## Sumary

Perform a one-sample, one-sided $z$-test of a population proportion.

Data on the full time results of all football games in the English premier Leage 2018/19 season were obtained from [www.football-data.co.uk](https://www.football-data.co.uk/englandm.php).

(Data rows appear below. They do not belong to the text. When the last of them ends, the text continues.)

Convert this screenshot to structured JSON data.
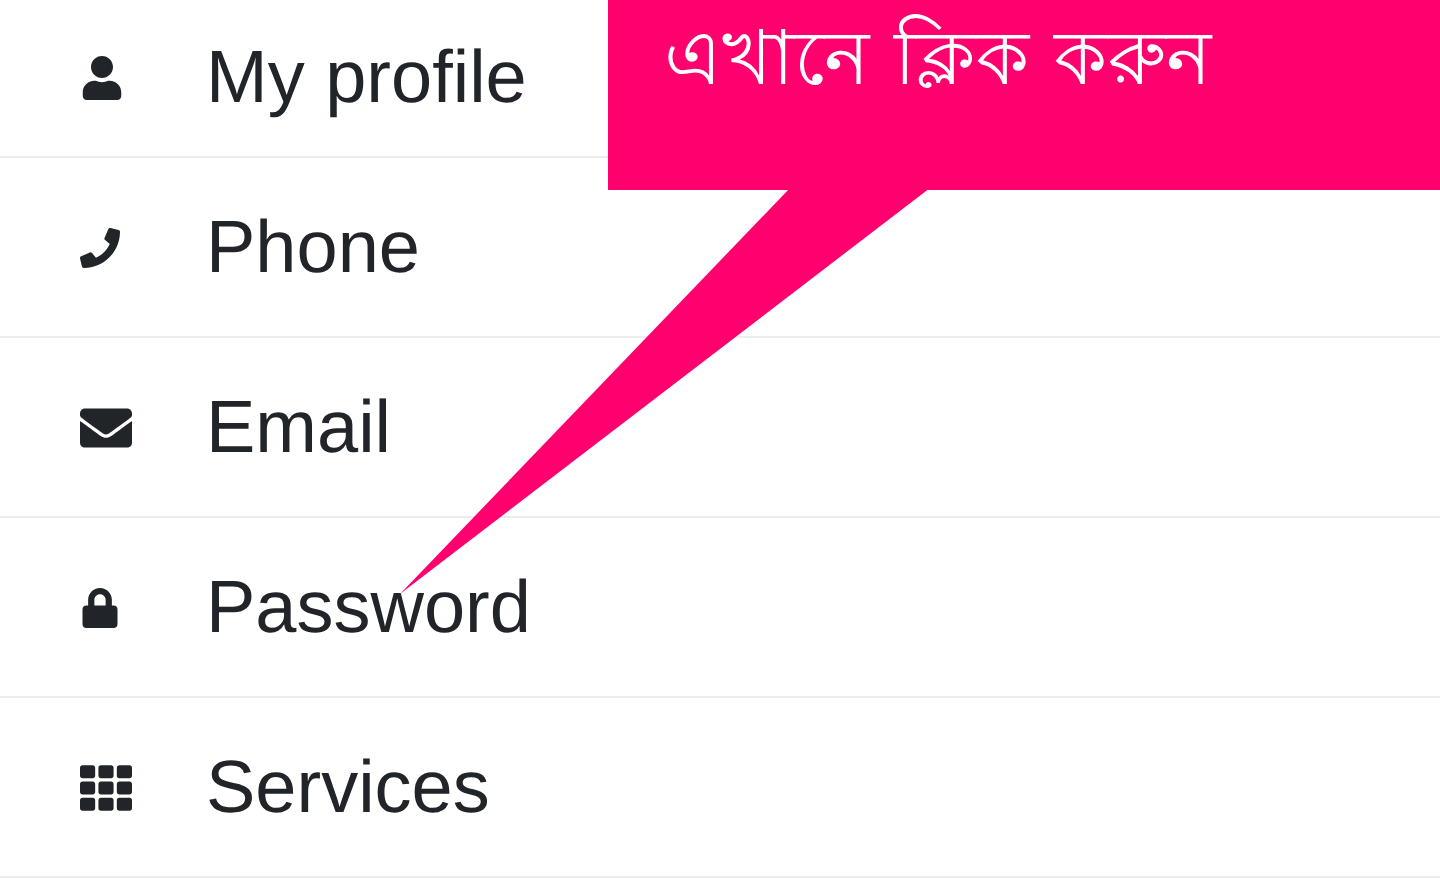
{
  "menu": {
    "items": [
      {
        "label": "My profile"
      },
      {
        "label": "Phone"
      },
      {
        "label": "Email"
      },
      {
        "label": "Password"
      },
      {
        "label": "Services"
      }
    ]
  },
  "callout": {
    "text": "এখানে ক্লিক করুন"
  }
}
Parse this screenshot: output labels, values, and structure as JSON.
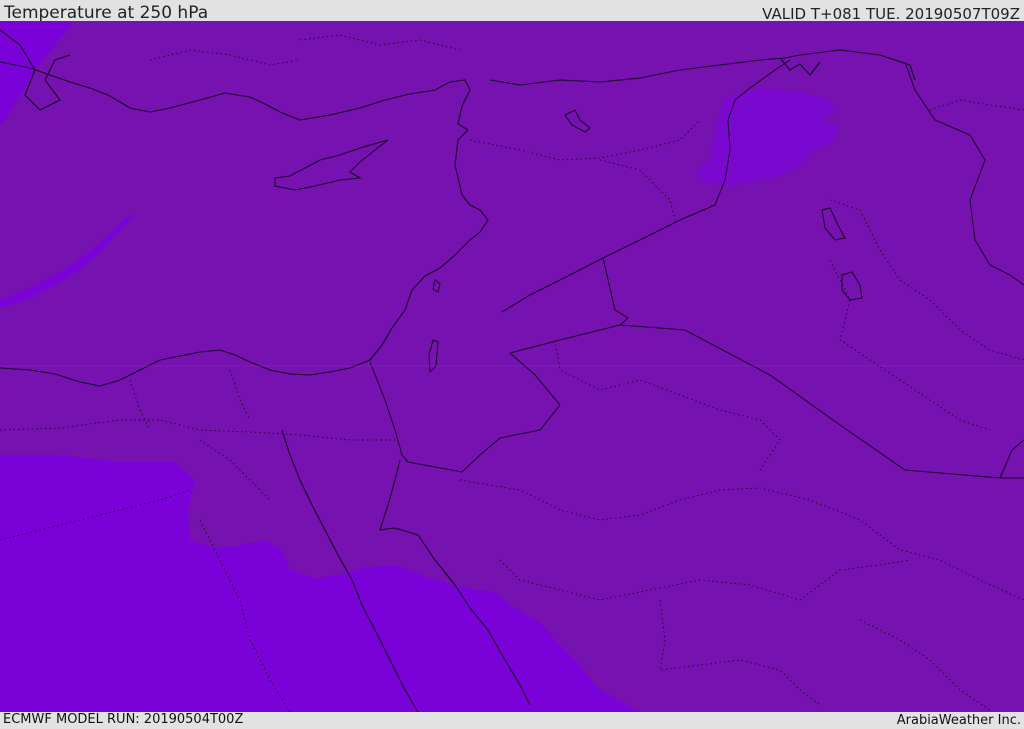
{
  "header": {
    "title": "Temperature at 250 hPa",
    "valid_time": "VALID T+081 TUE. 20190507T09Z"
  },
  "footer": {
    "model_run": "ECMWF MODEL RUN: 20190504T00Z",
    "credit": "ArabiaWeather Inc."
  },
  "colors": {
    "field_dominant": "#7612b0",
    "field_cold": "#7a02d8",
    "field_mid": "#7b08cf",
    "boundary": "#1a0528",
    "bar_background": "#e2e2e2"
  },
  "map": {
    "variable": "temperature",
    "level": "250 hPa",
    "region": "Eastern Mediterranean / Middle East"
  }
}
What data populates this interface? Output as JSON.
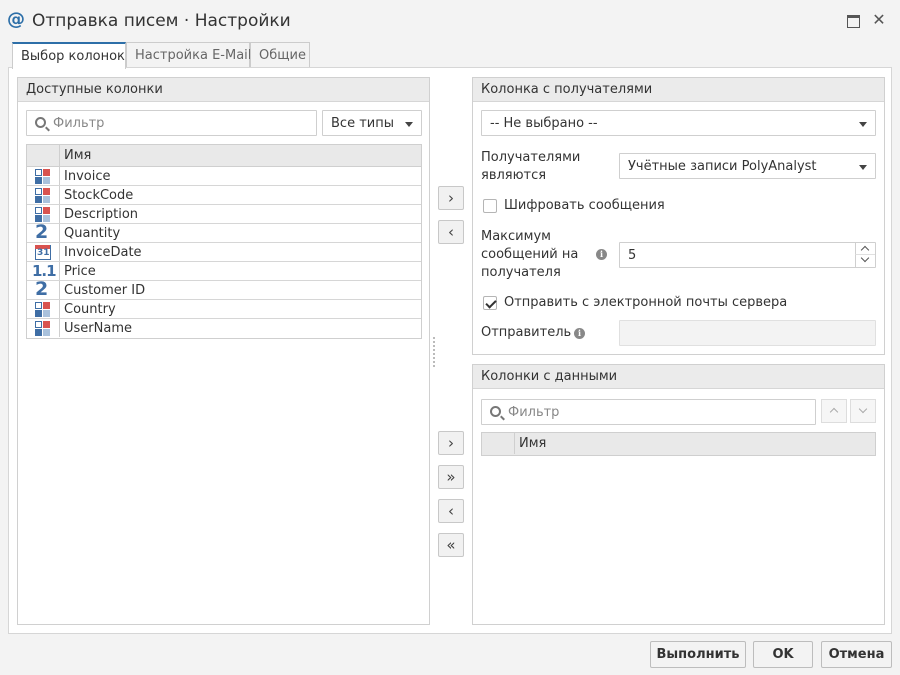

We used a one-sample *z*-test to test the null hypothesis that there is no home advantage.
If there was no home advantage, then we would expect that approximately a third of the games would be won by the home team.
(This was the null hypothesis.)
Otherwise, if there is a home advantage, then we would expect that the proportion of games won by the ome team would be greater than a third.
(This was the alternative hypothesis.)

More formally, we tested the hypotheses:

$$
H_{0}: p = \frac{1}{3};
\hspace{3mm} H_{1}: p > \frac{1}{3},
$$

where $p$ is the proportion of games won by the home team.

General workflow:

1. Load the data
1. Describe the data
   - Given the data were nominal, we used a frequency table to describe them
1. Plot the data
1. Get an interval estimate[^1]
1. Perform the hypothesis test[^2]

This topic was covered in M248, Units 8 and 9.

## Dependencies

In [1]:
import pandas as pd
from statsmodels.stats import proportion as pr

## Constants

In [3]:
URL = ('https://raw.githubusercontent.com/ljk233/laughingrook-datasets'
       + '/main/epl_results/season-1819.csv')

## Main

### Load data

In [4]:
results = pd.read_csv(URL)

### Get data of interest

In [5]:
ftr = results.get(
    'FTR'
).rename(
    'result'
).replace(
    {'H': 'home_win', 'A': 'away_win', 'D': 'draw'}
)
ftr.info()

<class 'pandas.core.series.Series'>
RangeIndex: 380 entries, 0 to 379
Series name: result
Non-Null Count  Dtype 
--------------  ----- 
380 non-null    object
dtypes: object(1)
memory usage: 3.1+ KB


### Describe the data

In [6]:
_g = ftr.groupby(ftr).size().rename('frequency').to_frame()
_g['proportion'] = _g['frequency'].transform(lambda x: x / _g.sum())
_g

Unnamed: 0_level_0,frequency,proportion
result,Unnamed: 1_level_1,Unnamed: 2_level_1
away_win,128,0.336842
draw,71,0.186842
home_win,181,0.476316


### Get the results

Variable `x` is the number of games won by the home team;
and variable `n` is the total number of games in the season.

In [11]:
x = len([r for r in ftr if r == 'home_win'])
n = ftr.size

181

### Interval estimate of the proportion

In [None]:
pd.Series(data=pr.proportion_confint(x, n), index=['lcb', 'ucb'])

lcb    0.426100
ucb    0.526531
dtype: float64

### Perform the *z*-test

In [None]:
pd.Series(
    data=pr.proportions_ztest(x, n, value=1/3, alternative='larger'),
    index=['zstat', 'pvalue']
).round(6)

zstat     5.580747
pvalue    0.000000
dtype: float64

[^1]: [statsmodels.stats.proportion.proportion_confint](https://www.statsmodels.org/devel/generated/statsmodels.stats.proportion.proportion_confint.html)
[^2]: [statsmodels.stats.proportion.proportions_ztest](https://www.statsmodels.org/devel/generated/statsmodels.stats.proportion.proportions_ztest.html)